The contents of Kennebunk’s “Wedding Cake House” will be sold through an online-only auction on Saturday, Oct. 18 at 10 a.m. The hundreds of items expected to be auctioned include an extensive art collection, furniture, decorations and dishware.
The landmark on Summer Street in Kennebunk is a yellow, two-story home frosted with an ornate, Gothic-style white trim. George Bourne, a fourth-generation shipbuilder, built the house in 1825 as a wedding present for his new wife.

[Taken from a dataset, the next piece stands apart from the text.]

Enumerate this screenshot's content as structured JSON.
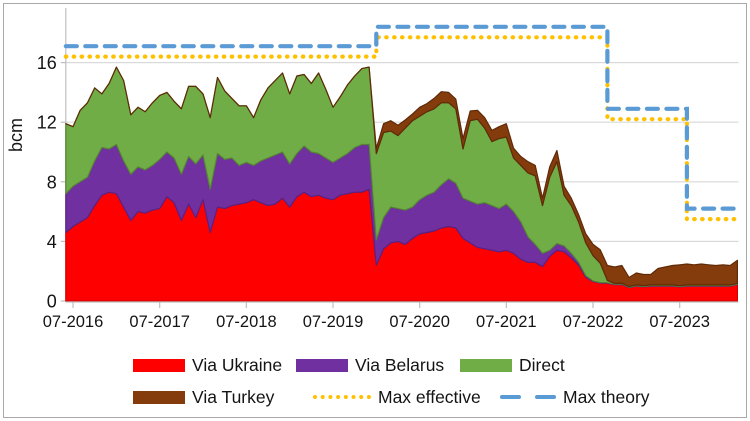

The most expensive items in the auction, organized by Freeport-based Casco Bay Auctions, are two paintings with an estimated price of $2,000 to $3,000. One is an impressionist style painting of a gardenscape by artist Arthur Weeks and the other piece is a portrait of George Washington.
Interested buyers can place bids online or schedule an appointment to preview items on Oct. 16 and 17.
The property changed hands recently after it was listed for sale in March 2024 with an asking price of $2.6 million. The listing was removed in November 2024 after the home didn’t sell, but it went back on the market in May 2025 for slightly less than $2.5 million.
The house sold for $1.8 million on Oct. 1, said Andi Robinson, senior vice president of Legacy Properties Sotheby’s International Realty, the listing agent for the property. The buyers are from out of state and intend to use the property as their residence, but Robinson couldn’t confirm whether they plan to live there full time or seasonally.
The seven-bedroom, nine-bathroom house has more than 6,200 square feet of living space and is on the National Register of Historic Places. In addition to the main house, a carriage house and barn that hold a ballroom-style space and a large back deck sit on the more than 2-acre property.
The previous owners, Hunt and Katie Edwards, had lived in the house seasonally since 2014. Hunt Edwards wrote in a 2023 column that the famous house had structural deficiencies in its foundation, walls and chimney and the hand-carved trim was rotting.
That year, the owners applied to be able to host events in the home, such as weddings, and potentially use it as an inn, to bring in some extra money, but the town’s select board rejected the request the following year.
When the home was put on the market in 2024, listing agent Nate McCabe told the Bangor Daily News that the Edwards had done a great deal of work on the home and the only remaining deficiencies were in the barn and in the trim on the west side of the house.